Commented Graf, “It would seem it’s Mary Burke’s job to stir up business, not to turn it away.”

Incentives stirred an outpouring of inquiries

Even without proactive PR outreach since May 30, the Badger state was being considered for $77.5 million in production expenditures had the incentives been available at the date originally set.

Visit Milwaukee spokesman David Fantle has been fielding an average of two calls a day from producers who are interested in filming in Wisconsin.

“The spigot is open, and are we going to seize this opportunity to start a film economy now, bringing potentially tens of millions of dollars in the next year and a half, or are we going to slam the door shut?” Fantle said.

One of the movies was literally made for Wisconsin, the $7 million “Poker Brat” about Madison poker player Phil Hellmuth Jr.
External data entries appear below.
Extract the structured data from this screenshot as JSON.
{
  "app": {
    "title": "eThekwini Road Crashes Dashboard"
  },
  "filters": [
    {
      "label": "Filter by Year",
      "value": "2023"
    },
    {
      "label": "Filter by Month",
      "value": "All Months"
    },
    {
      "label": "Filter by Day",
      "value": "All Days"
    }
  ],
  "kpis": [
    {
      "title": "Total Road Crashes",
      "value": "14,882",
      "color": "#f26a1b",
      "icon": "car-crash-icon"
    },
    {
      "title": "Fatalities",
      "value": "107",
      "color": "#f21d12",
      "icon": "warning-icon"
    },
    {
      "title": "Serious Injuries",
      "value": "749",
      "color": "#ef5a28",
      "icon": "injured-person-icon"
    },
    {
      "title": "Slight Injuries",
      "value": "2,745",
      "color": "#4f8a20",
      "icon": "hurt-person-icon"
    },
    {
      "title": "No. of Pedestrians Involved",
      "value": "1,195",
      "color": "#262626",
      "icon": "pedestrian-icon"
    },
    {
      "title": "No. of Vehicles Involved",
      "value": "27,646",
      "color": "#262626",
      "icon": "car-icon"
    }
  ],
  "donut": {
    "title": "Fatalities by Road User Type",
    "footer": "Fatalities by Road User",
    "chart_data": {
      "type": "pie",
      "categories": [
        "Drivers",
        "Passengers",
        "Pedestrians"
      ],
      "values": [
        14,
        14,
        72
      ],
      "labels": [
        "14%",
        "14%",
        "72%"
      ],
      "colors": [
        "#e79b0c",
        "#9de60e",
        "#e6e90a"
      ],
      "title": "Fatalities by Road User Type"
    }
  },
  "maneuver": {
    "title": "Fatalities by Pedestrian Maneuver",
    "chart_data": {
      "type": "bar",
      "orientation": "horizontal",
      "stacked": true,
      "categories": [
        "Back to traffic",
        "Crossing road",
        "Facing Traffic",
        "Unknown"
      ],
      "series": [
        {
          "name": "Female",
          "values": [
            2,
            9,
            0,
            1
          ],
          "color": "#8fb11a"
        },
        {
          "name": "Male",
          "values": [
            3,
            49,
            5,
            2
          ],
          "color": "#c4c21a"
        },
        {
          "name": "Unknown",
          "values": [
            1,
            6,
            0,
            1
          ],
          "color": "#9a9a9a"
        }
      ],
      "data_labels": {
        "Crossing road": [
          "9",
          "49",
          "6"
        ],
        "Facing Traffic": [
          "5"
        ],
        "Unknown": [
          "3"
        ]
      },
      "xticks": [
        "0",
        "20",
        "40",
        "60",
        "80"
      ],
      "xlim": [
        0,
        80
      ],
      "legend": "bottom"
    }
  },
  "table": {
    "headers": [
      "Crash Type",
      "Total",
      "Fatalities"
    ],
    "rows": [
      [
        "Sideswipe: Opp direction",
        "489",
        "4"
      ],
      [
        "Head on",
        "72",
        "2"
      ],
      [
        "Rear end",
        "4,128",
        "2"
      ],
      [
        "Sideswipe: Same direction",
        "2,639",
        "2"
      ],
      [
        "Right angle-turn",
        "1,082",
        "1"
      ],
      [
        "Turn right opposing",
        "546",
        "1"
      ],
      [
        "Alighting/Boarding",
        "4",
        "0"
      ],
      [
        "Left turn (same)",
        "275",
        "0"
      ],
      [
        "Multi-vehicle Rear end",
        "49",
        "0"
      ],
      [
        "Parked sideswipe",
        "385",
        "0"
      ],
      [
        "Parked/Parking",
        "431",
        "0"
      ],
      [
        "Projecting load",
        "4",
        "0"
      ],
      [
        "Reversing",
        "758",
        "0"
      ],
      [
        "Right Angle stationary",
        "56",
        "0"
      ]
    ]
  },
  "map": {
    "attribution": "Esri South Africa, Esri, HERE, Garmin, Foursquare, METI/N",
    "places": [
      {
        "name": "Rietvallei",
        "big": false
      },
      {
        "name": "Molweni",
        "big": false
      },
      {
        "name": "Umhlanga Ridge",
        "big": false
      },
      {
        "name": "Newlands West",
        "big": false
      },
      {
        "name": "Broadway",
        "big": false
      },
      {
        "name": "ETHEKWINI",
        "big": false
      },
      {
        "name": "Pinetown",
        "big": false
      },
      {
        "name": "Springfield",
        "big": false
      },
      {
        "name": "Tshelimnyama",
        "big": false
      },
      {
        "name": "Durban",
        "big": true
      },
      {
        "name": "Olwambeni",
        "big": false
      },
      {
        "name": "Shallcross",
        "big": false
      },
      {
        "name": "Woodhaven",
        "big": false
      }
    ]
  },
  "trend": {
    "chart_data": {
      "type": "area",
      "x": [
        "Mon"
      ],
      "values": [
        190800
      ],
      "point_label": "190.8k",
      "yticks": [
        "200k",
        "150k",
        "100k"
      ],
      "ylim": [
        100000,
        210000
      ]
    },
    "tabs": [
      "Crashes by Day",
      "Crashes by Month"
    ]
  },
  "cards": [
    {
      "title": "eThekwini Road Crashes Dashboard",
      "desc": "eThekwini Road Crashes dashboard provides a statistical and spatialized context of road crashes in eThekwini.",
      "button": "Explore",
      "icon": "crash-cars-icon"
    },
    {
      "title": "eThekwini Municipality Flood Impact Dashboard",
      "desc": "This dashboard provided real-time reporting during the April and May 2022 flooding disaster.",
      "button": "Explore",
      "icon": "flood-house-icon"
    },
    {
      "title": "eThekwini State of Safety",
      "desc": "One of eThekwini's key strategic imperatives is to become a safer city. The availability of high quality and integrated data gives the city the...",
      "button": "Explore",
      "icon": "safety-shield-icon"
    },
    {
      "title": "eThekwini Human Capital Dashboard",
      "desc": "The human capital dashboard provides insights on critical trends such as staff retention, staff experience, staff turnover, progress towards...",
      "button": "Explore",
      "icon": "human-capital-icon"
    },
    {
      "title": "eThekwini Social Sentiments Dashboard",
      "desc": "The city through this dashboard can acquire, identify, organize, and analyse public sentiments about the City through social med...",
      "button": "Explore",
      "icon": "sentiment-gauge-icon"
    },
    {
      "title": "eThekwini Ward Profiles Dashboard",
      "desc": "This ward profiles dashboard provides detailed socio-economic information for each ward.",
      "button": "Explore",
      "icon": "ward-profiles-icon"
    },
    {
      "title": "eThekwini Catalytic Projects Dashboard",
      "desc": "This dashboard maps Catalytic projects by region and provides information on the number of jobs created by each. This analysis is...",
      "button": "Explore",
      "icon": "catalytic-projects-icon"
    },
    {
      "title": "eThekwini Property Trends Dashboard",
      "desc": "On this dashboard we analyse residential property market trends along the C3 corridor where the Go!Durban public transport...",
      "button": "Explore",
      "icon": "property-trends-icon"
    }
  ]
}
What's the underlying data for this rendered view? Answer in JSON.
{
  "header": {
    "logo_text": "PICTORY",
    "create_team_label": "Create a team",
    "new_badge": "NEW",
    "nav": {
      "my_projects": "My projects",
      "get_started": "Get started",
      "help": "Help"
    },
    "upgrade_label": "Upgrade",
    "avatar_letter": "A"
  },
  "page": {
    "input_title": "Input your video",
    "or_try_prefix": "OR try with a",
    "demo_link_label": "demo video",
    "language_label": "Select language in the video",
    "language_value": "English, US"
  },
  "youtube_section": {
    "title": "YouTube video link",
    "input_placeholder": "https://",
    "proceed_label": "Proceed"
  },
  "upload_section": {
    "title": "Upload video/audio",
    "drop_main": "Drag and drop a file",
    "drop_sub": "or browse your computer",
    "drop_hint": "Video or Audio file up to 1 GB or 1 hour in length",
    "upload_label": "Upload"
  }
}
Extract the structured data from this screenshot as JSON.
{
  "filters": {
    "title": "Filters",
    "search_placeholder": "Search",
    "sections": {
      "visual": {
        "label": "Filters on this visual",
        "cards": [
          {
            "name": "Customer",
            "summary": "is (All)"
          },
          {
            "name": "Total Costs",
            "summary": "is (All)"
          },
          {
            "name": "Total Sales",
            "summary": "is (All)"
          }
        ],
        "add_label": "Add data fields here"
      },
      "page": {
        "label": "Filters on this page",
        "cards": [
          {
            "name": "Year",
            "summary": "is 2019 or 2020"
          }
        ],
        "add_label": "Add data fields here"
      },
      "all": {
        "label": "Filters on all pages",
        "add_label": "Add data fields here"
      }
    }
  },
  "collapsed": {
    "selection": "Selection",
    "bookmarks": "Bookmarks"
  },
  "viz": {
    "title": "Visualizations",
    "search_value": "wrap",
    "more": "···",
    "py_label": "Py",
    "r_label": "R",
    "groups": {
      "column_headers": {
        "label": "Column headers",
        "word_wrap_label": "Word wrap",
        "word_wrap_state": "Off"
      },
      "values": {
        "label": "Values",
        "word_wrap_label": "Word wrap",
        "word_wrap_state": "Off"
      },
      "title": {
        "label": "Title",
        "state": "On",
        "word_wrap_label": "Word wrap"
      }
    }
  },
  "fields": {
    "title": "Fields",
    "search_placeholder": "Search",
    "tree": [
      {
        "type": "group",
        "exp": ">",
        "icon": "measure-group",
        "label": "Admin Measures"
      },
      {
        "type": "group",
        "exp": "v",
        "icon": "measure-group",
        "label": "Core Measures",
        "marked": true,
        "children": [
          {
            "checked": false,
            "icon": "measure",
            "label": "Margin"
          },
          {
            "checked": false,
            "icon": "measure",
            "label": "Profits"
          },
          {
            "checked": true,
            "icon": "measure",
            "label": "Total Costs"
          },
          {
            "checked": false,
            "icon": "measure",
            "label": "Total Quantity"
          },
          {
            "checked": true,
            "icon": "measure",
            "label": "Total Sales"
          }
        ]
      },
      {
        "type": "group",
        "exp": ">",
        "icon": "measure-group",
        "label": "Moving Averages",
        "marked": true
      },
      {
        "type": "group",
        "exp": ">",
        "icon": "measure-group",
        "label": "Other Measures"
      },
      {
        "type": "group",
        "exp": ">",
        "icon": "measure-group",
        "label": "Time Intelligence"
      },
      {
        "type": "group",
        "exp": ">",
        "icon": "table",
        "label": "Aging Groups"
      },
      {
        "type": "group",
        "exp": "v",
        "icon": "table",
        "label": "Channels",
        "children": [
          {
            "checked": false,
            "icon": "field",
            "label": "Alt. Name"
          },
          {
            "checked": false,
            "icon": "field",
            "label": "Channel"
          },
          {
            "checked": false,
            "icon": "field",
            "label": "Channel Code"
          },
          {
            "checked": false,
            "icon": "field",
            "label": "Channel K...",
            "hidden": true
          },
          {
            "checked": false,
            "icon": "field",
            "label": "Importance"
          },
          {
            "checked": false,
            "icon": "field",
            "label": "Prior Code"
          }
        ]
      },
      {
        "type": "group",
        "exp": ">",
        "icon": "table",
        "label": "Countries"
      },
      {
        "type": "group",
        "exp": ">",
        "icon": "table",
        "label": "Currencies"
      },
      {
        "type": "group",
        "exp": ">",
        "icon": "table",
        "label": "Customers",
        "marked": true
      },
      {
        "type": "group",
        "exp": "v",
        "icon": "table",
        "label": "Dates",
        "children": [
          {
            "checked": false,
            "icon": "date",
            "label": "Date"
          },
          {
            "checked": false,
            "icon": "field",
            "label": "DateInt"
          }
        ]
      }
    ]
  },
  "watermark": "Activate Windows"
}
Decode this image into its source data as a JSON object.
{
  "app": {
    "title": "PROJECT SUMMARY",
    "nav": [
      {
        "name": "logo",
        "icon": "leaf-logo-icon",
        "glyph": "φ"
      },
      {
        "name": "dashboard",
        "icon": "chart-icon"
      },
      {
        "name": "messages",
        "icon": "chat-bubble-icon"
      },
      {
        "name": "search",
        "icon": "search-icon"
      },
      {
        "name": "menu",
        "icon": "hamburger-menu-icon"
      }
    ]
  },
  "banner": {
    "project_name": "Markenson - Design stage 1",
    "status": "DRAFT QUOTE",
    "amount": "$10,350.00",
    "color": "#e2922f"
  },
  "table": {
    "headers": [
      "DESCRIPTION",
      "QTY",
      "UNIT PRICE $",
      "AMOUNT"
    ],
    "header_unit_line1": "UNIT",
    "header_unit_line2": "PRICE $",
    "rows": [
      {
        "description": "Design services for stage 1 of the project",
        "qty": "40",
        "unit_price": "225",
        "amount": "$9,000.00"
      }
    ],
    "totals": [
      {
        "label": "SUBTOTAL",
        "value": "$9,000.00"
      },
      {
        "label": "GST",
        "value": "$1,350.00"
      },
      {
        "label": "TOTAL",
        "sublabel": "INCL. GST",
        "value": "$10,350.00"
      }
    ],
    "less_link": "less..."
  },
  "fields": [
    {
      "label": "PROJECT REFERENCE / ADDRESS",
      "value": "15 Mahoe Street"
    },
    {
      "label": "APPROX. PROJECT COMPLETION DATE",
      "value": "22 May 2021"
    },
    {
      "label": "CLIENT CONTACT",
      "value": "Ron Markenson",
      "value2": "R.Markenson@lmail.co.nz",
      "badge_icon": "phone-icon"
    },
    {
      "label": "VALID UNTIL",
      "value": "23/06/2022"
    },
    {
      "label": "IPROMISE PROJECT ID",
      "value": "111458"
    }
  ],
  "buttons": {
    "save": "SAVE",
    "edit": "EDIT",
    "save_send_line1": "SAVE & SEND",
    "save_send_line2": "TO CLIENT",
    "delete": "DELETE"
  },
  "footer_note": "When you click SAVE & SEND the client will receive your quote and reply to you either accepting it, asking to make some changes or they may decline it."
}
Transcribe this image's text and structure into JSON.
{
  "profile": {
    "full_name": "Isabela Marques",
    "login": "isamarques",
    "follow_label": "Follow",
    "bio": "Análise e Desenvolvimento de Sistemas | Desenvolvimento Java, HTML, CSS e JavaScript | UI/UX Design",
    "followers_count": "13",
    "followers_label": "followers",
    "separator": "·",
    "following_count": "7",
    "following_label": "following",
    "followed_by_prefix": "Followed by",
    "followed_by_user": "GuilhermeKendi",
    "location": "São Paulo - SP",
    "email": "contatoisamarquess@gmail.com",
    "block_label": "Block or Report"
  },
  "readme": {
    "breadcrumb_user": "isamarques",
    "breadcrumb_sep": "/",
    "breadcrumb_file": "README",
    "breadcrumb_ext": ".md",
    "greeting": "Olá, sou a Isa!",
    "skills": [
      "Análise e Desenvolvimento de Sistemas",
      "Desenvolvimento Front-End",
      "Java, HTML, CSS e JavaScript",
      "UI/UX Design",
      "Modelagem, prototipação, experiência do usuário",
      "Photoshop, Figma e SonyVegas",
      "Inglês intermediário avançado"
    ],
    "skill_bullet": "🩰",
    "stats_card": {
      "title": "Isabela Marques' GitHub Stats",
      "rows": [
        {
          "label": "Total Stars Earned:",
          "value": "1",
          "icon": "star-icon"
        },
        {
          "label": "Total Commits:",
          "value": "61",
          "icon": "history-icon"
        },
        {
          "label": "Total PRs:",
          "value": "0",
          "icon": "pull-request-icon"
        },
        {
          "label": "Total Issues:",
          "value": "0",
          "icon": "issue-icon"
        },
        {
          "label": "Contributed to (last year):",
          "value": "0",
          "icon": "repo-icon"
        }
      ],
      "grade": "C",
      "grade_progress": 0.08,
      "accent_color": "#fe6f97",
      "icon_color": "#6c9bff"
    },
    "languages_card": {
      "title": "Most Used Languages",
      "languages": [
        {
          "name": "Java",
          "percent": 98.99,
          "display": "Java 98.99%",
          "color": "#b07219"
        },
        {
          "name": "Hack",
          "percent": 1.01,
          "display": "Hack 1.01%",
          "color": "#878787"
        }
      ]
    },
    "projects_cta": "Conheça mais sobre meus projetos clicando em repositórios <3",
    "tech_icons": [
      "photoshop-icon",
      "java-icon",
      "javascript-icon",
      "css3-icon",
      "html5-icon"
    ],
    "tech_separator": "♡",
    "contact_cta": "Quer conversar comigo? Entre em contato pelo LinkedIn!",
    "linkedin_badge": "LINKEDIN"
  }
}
While most of serious inquiries were for indies in the $1.5-$7 million range, they had such interested stars as Nick Nolte, Michelle Pfeiffer, Alec Baldwin, David Strathairn and William H. Macy who would dust the state with some much needed glamour.

A movie with the biggest budget of $30 million would have starred Dame Judy Dench.

“The only good news to come out of this is that the Film Wisconsin efforts helped spur Illinois, Minnesota and Iowa to revise their incentives packages,” said Graf.

A Film Wisconsin goal was to form a Midwest film corridor, or as Robbe said, “a Third Coast of film production.” A benefit to Chicago crews would have been the opportunity to work on Wisconsin-made movies.

Despite the set-back, the Film Wisconsin group will continue to fight for a resolution and change to an immediate enactment date that allows them to capitalize on the initial outpouring of interest.

“We’ll know the answer within the next two weeks,” said Robbe. “As of now, it’s an absolute disaster.”